Education changed my life. I began to question the things around me, the things which I had blindly accepted as status quo. My world soon opened leaps and bounds . I read loads of books, asked countless questions, spoke to everyone I met, challenged authority (maybe too much at times… looking back, I should not have cursed that cop outside of the bar at 2am) , accepted change, and opened my eyes to other perspectives. The more I learned, the more questions I asked. Being a psychology major was fascinating..there were always graduate students seeking participants for their experimental studies. Immensely intrigued by psychology, human behaviors, learning theories, philosophy, sociology, and religion, I plunged deeper and deeper into various cultures’ values of right and wrong, moral and immoral. I was transformed, I was enlightened.
Poverty changed my life. I took off for the beach, not knowing that I would land in the middle of the projects. Working as a school psychologist in the inner city schools of Charleston, South Carolina opened my eyes to the effects of poverty. I began to see the relationships between poverty and disability, poverty and lack of opportunities in education, health services and employment. Soon, I was searching to do more, share more, experience more. I had had a taste and my hunger was insatiable.

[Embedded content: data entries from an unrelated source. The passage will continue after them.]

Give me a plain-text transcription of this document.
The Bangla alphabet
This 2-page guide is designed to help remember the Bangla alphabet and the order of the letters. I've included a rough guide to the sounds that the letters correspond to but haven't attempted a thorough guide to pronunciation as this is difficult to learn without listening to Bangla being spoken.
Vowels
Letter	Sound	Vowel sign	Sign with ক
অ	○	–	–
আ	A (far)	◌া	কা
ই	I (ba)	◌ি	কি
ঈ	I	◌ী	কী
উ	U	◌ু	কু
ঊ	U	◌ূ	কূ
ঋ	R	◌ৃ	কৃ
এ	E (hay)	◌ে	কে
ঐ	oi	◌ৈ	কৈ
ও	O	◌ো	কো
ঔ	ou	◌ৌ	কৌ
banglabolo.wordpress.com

Peace Corps Zambia changed my life. I faced challenges that pushed me beyond my limits (eating rats, shitting myself on numerous occasions). This was my first time to travel out of North America, to speak another language, to live another culture. I lived under the same conditions as the rural Zambians I worked with. Mud hut, pit latrine, no running water or electricity. I had never been happier or healthier in my life! I walked away a stronger, more determined person.

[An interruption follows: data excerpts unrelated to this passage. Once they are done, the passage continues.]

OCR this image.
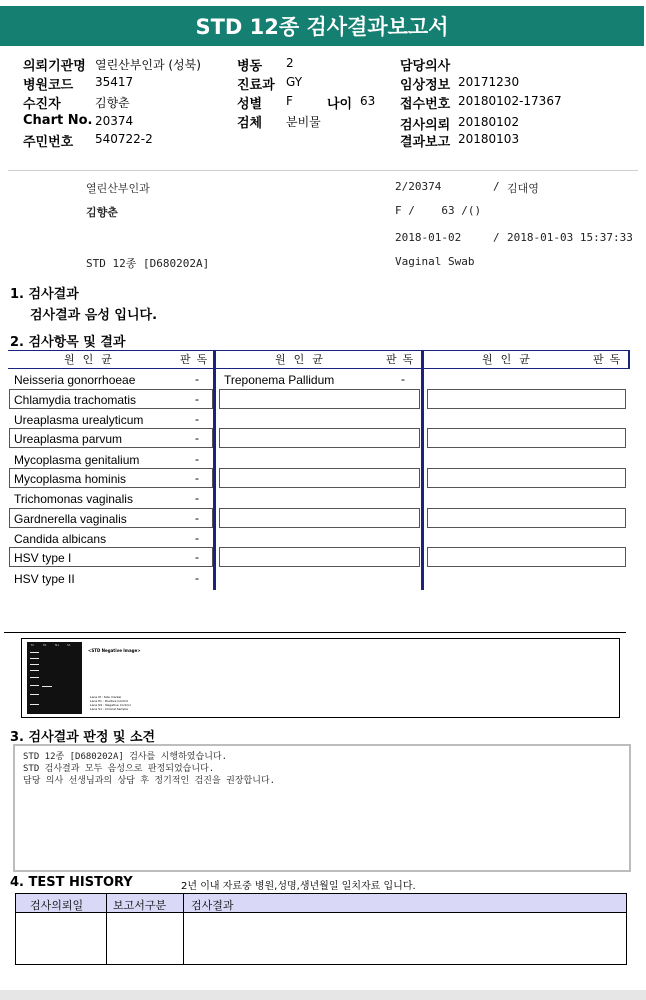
STD 12종 검사결과보고서
의뢰기관명 열린산부인과 (성북)
병원코드 35417
수진자	김향춘
Chart No. 20374
주민번호 540722-2
병동 2
진료과 GY
성별 F	나이 63
검체 분비물
담당의사
임상정보 20171230
접수번호 20180102-17367
검사의뢰 20180102
결과보고 20180103
열린산부인과	2/20374	/ 김대영
김향춘	F /    63 /()
2018-01-02	/ 2018-01-03 15:37:33
STD 12종 [D680202A]	Vaginal Swab
1. 검사결과
검사결과 음성 입니다.
2. 검사항목 및 결과
원인균	판독	원인균	판독	원인균	판독
Neisseria gonorrhoeae	-
Chlamydia trachomatis	-
Ureaplasma urealyticum	-
Ureaplasma parvum	-
Mycoplasma genitalium	-
Mycoplasma hominis	-
Trichomonas vaginalis	-
Gardnerella vaginalis	-
Candida albicans	-
HSV type I	-
HSV type II	-
Treponema Pallidum	-
M	P1	N1	S1
<STD Negative Image>
Lane M : Size marker
Lane P1 : Positive Control
Lane N1 : Negative Control
Lane S1 : Clinical Sample
3. 검사결과 판정 및 소견
STD 12종 [D680202A] 검사를 시행하였습니다.
STD 검사결과 모두 음성으로 판정되었습니다.
담당 의사 선생님과의 상담 후 정기적인 검진을 권장합니다.
4. TEST HISTORY	2년 이내 자료중 병원,성명,생년월일 일치자료 입니다.
검사의뢰일	보고서구분 검사결과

Once my eyes were opened, I knew there was no way I could ever return to the States and bury my head in the sand (although I thought this was a good idea spring break Panama 1999). I wanted more than a calm existence. Exploring, learning, sharing. Now I know….by letting the world change me, I can change the world.
March 19, 2010 at 1:46 am
Hi Charle, I thought my story wold interest you as well. I was named ‘Rosemund’ after a missionary’s daughter back in the colonial days. Rose was a disabled child with a heart of gold and therefore lived a normal life as no-one treated her any different. I learnt this from my father whose father worked in for the mission and shared a lot of time with these English Mission Family. I think they came from the Wesley Mission in the UK. I had the privilege of meeting my namesake very briefly when I was about 10 years old. My father told us bedtime stories about his family life in the mission. True, it wasn’t easy as the the cane in those days. No human rights at that time. They just cracked the whip. Most of their customs, beliefs and traditions came from Fiji and Samoa as the missioneries moved around in the Pacific ring of islands. There are relics still around to remind us of those days. I thought they had a wonderful life of sharing and community. Churhc and worship was very important. Here the communty learnt to respect one another, discipline in those days would be done in public so people could determine wrong from right behaviours and attitudes. Now you pay to learn this. Anyway, that’s my contribution to your stories.